- Open Access
- Total Downloads : 1240
- Authors : Ravi Payal
- Paper ID : IJERTV2IS90913
- Volume & Issue : Volume 02, Issue 09 (September 2013)
- Published (First Online): 27-09-2013
- ISSN (Online) : 2278-0181
- Publisher Name : IJERT
- License: This work is licensed under a Creative Commons Attribution 4.0 International License
Simulation and Synthesis Model for the Addition of Single Precision Floating Point Numbers Using VERILOG
Ravi Payal
School of Electronics, CDAC,Noida
-
Abstract
Single Precision floating point adder designed to fully conform to the IEEE 754 standard. In its fully-featured format, this adder supports all rounding modes: round to nearest even, round to plus infinity, round to minus infinity, and round to zero; it supports de-normalized numbers as both input and output; it supports all applicable exception flags: overflow, underflow, inexact, and invalid; it supports trapped overflow and underflow, where the result is returned with an additional bias applied to the exponent. The main objectives of the paper are the following is to design an adder for two positive floating point binary numbers which support all rounding modes.Therefore, Verilog programming for IEEE single precision floating point multiplier module have been explored.
Keywords – Floating point, Verilog, Precesion Synthesis, Xilinx
-
INTRODUCTION
Floating point describes a method of representing real numbers in a way that can support a wide range of values.

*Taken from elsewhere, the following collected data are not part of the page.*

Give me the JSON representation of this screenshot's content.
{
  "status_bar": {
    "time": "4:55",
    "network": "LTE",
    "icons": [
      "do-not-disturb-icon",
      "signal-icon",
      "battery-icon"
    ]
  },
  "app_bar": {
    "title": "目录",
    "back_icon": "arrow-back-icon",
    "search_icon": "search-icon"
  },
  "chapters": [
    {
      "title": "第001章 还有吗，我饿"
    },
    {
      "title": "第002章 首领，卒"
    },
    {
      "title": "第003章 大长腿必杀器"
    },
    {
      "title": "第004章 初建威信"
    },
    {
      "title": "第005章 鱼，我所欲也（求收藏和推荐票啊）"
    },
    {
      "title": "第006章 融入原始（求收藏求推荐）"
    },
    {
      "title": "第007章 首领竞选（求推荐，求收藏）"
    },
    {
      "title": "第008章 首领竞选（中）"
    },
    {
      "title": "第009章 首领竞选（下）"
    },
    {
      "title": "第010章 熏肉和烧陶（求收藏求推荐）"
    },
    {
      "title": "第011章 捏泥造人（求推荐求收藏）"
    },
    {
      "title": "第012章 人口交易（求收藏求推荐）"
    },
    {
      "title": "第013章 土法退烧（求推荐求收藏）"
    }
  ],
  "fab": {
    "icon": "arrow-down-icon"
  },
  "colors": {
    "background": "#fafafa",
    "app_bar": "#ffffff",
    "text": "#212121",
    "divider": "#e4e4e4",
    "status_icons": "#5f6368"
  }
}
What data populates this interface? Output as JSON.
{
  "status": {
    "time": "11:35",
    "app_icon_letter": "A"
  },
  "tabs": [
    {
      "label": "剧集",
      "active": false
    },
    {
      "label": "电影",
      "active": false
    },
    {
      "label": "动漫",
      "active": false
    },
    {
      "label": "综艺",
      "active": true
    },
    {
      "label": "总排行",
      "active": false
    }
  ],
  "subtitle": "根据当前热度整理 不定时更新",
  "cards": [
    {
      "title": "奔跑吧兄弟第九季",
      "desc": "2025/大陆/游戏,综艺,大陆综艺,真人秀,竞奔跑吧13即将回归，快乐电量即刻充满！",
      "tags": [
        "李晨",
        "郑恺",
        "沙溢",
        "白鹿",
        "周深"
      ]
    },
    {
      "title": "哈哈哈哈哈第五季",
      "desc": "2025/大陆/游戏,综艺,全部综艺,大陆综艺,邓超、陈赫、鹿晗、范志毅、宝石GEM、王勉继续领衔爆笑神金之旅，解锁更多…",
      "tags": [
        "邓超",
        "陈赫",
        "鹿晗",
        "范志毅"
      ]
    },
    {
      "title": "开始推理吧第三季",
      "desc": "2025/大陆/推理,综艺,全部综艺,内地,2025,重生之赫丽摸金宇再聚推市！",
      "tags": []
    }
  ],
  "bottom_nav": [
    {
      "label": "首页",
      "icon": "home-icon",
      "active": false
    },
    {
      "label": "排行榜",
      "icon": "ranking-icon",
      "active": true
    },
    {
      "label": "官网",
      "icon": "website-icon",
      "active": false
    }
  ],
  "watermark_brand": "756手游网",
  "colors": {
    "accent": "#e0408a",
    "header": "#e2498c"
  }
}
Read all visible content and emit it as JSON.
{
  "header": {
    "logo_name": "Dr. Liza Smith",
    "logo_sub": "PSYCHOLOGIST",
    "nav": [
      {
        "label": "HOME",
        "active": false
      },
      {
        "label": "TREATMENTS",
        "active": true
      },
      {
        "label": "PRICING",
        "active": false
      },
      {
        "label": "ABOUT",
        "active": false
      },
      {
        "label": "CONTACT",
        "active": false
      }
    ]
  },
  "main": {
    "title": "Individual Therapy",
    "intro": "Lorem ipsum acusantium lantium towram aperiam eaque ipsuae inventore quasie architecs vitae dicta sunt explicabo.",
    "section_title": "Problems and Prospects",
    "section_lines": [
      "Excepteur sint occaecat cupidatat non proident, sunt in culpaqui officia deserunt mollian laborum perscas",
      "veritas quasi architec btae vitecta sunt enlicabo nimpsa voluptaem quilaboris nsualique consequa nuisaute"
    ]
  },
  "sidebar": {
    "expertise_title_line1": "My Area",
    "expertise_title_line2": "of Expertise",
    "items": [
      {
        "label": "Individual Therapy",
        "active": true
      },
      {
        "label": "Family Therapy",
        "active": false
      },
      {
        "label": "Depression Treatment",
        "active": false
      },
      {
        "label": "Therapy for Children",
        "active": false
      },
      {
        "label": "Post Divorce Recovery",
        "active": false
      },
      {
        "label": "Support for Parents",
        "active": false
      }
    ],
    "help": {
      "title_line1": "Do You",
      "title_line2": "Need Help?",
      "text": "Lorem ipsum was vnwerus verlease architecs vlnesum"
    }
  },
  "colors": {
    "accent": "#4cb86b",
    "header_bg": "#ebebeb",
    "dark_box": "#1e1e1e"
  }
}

Numbers are, in general, represented approximately to a fixed number of significant digits and scaled using an exponent. The base for the scaling is normally 2, 10 or 16. The typical number that can be represented exactly is of the form:
Significant digits × baseexponent
The student author designed the model for the Addition of two Positive Floating Numbers using Verilog. Verilog is a hardware description language (HDL) used to model electronic systems. This binary floating point adder designed to fully conform to the IEEE 754 standard. In its fully-featured format, this adder supports all rounding modes: round to nearest even, round to plus infinity, round to minus infinity, and round to zero; it supports denormalized numbers as both input and output; it supports all applicable exception flags: overflow, underflow, inexact, and invalid; it supports trapped overflow and underflow, where the result is returned with an additional bias applied to the exponent.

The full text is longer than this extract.